Fed sees soft economic landing, end to rate increases
WASHINGTON, Mar 20 (Reuters) U.S. Federal Reserve officials are set to raise interest rates later this month, but expect the economy to settle into a sustainable pace without borrowing costs going much higher, recent comments from policy-makers suggest.
The U.S. central bank has increased benchmark overnight rates at each of its past 14 policy meetings dating to June 2004, pushing them to 4.5 per cent from a bargain 1 per cent.
While another quarter-point boost is seen as certain at the March 27-28 meeting of the rate-setting Federal Open Market Committee -- the first to be led by new Fed Chairman Ben Bernanke -- officials have made it clear they are less sure what the future will bring.
Fed policy-makers have said rates appear close to where they need to be given the economic outlook, suggesting that the 20-month tightening campaign is nearing an end.
But they have also have warned that much depends on incoming economic data, and that some further tightening might be appropriate.

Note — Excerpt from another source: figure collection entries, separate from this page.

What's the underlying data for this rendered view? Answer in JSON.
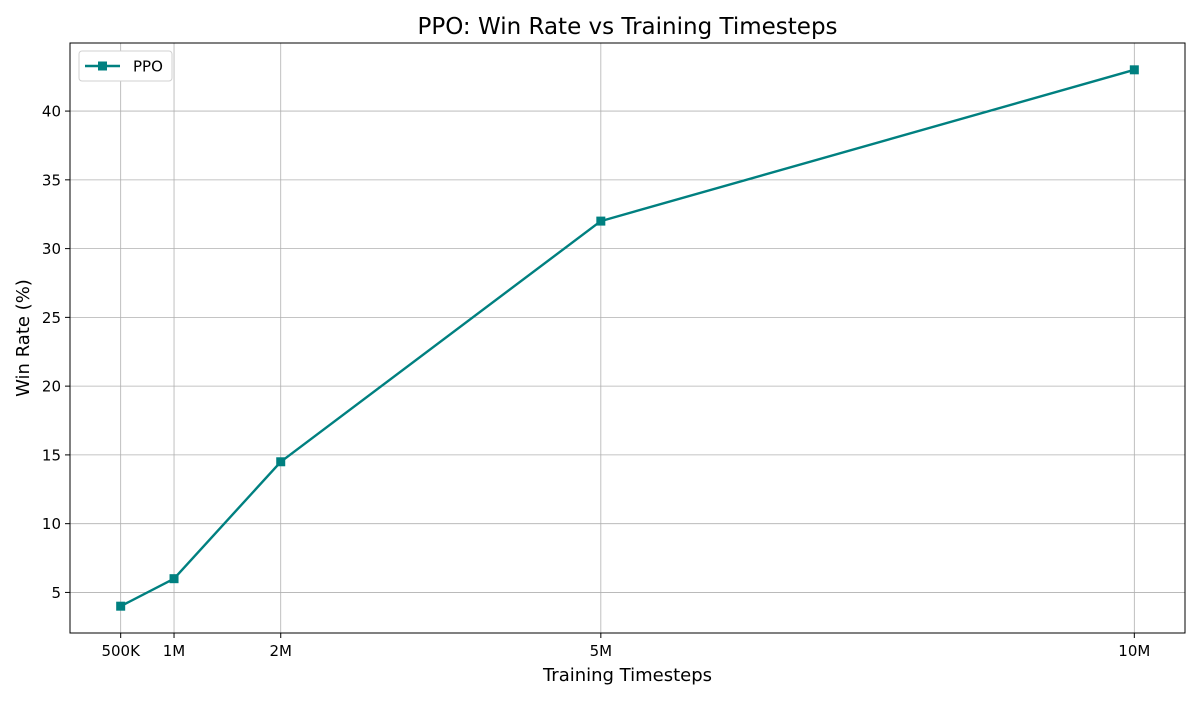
{
  "chart_data": {
    "type": "line",
    "title": "PPO: Win Rate vs Training Timesteps",
    "xlabel": "Training Timesteps",
    "ylabel": "Win Rate (%)",
    "x_tick_values": [
      500000,
      1000000,
      2000000,
      5000000,
      10000000
    ],
    "x_tick_labels": [
      "500K",
      "1M",
      "2M",
      "5M",
      "10M"
    ],
    "xlim": [
      25000,
      10475000
    ],
    "y_ticks": [
      5,
      10,
      15,
      20,
      25,
      30,
      35,
      40
    ],
    "ylim": [
      2.05,
      44.95
    ],
    "grid": true,
    "legend_position": "upper-left",
    "series": [
      {
        "name": "PPO",
        "color": "#008080",
        "marker": "square",
        "x": [
          500000,
          1000000,
          2000000,
          5000000,
          10000000
        ],
        "values": [
          4,
          6,
          14.5,
          32,
          43
        ]
      }
    ]
  }
}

''It was a lot easier for the last 20 months to know which way we were going and even the pace at which we were going,'' Atlanta Federal Reserve Bank President Jack Guynn said last week. ''We're about at a point now, I say 'about' ... where there are uncertainties on both sides.'' While a number of officials, including Guynn, think the risks of heightened inflation and slower growth are roughly in balance, they see little slack in the economy and do not appear ready to hang up their inflation-fighting spurs just yet.

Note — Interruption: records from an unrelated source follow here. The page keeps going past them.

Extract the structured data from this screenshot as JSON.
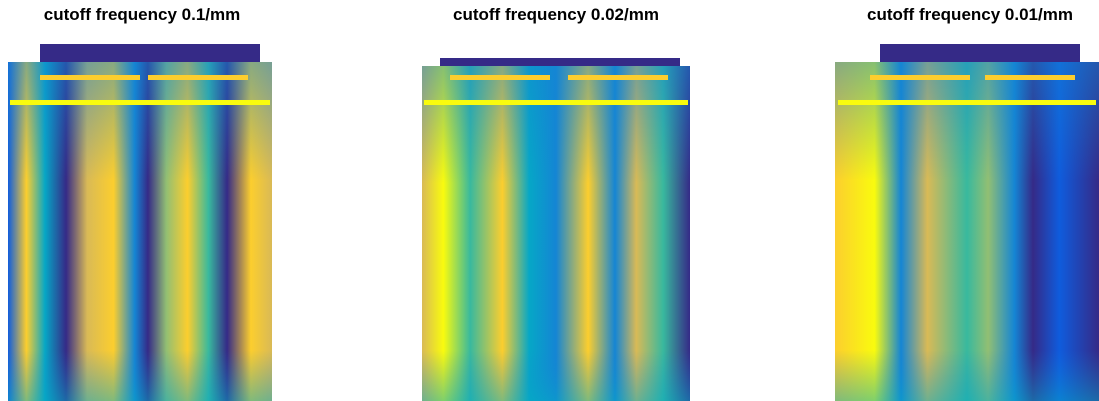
{
  "panels": [
    {
      "title": "cutoff frequency 0.1/mm"
    },
    {
      "title": "cutoff frequency 0.02/mm"
    },
    {
      "title": "cutoff frequency 0.01/mm"
    }
  ]
}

''I consider us to be in a range where further moves depend on how the data transpires, but I don't see weakness out there yet,'' San Francisco Fed chief Janet Yellen said last week.

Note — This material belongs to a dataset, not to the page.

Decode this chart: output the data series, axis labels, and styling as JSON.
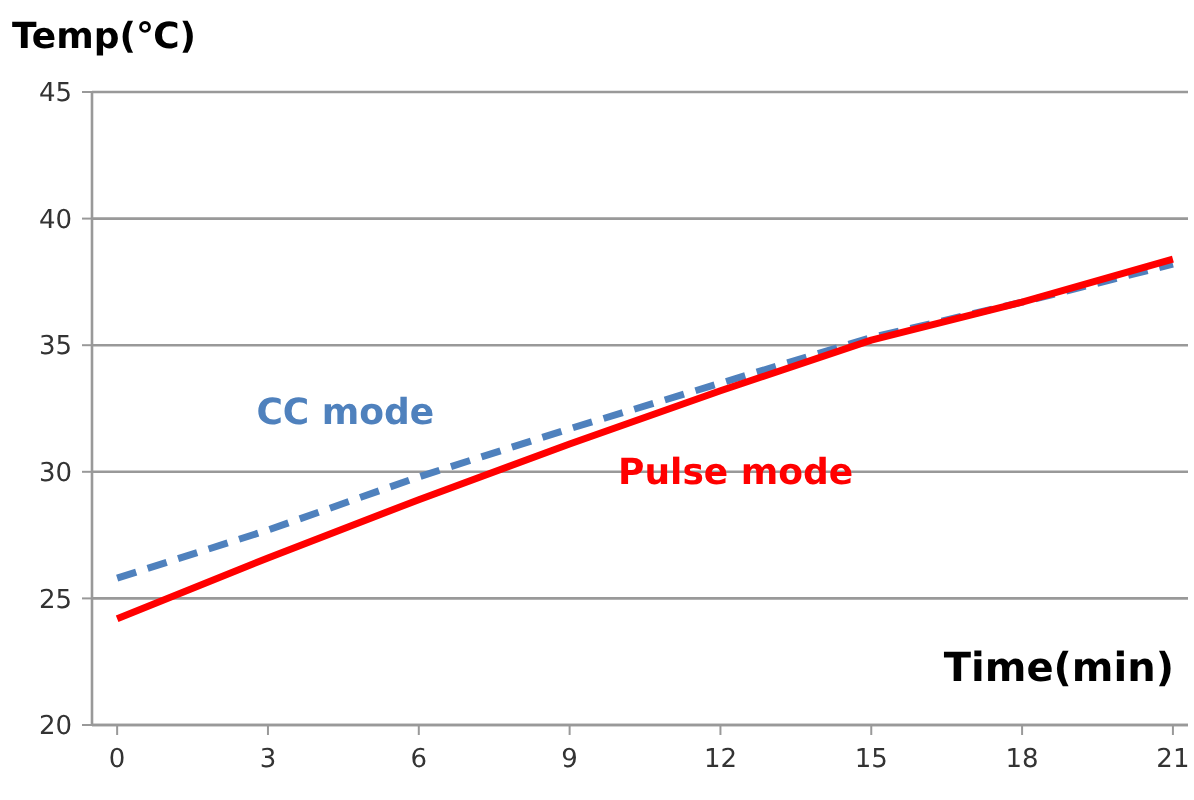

TILTED TOWARD TIGHTENING After growing at a sluggish 1.8 per cent rate in the fourth quarter, the U.S. economy entered the new year firing on all cylinders as warm weather brought shoppers out in droves. Some economists expect first-quarter growth to top 5 per cent.
As Fed officials await data to confirm forecasts for a slower pace of growth later this year, they appear likely to once again signal a willingness to raise rates further in the months ahead.
The U.S. jobless rate is at a historically low 4.8 per cent while the amount of untapped industrial capacity has dwindled to levels not seen in more than five years, factors Fed officials think could contribute to inflation if their forecasts of slower growth prove short of the mark.
The tough decision on exactly when to bring the rate rise campaign to a close falls to a good degree on the shoulders of Bernanke, who took over from long-time Fed chief Alan Greenspan on Feb. 1.
HOUSE CLEANING In a congressional appearance last month, Bernanke warned of the dangers of the U.S. economy overshooting its sustainable path. He will have an opportunity to offer his latest thoughts on Monday when he speaks before the Economic Club of New York.
But interest rates are not the only matter of business Bernanke will confront at his first meeting as chairman.
The two-day session will give policy-makers an opportunity to address a number of institutional matters, including their communications policy -- a subject that has been taking up more and more of their normally half-day gatherings.
At its January meeting, the policy committee agreed to take up the question of ''the relationship between its formal vote and the policy statement issued after each meeting.'' Currently, the committee's vote encompasses both the rate decision and a portion of the Fed's post-meeting statement about the outlook for the economy and future rate moves.
But at a time when what the Fed says can have as much sway over market behaviour as the rate decision itself, some officials may want more say over the entire statement, which also describes their view of the current economy and some of the risks that it faces.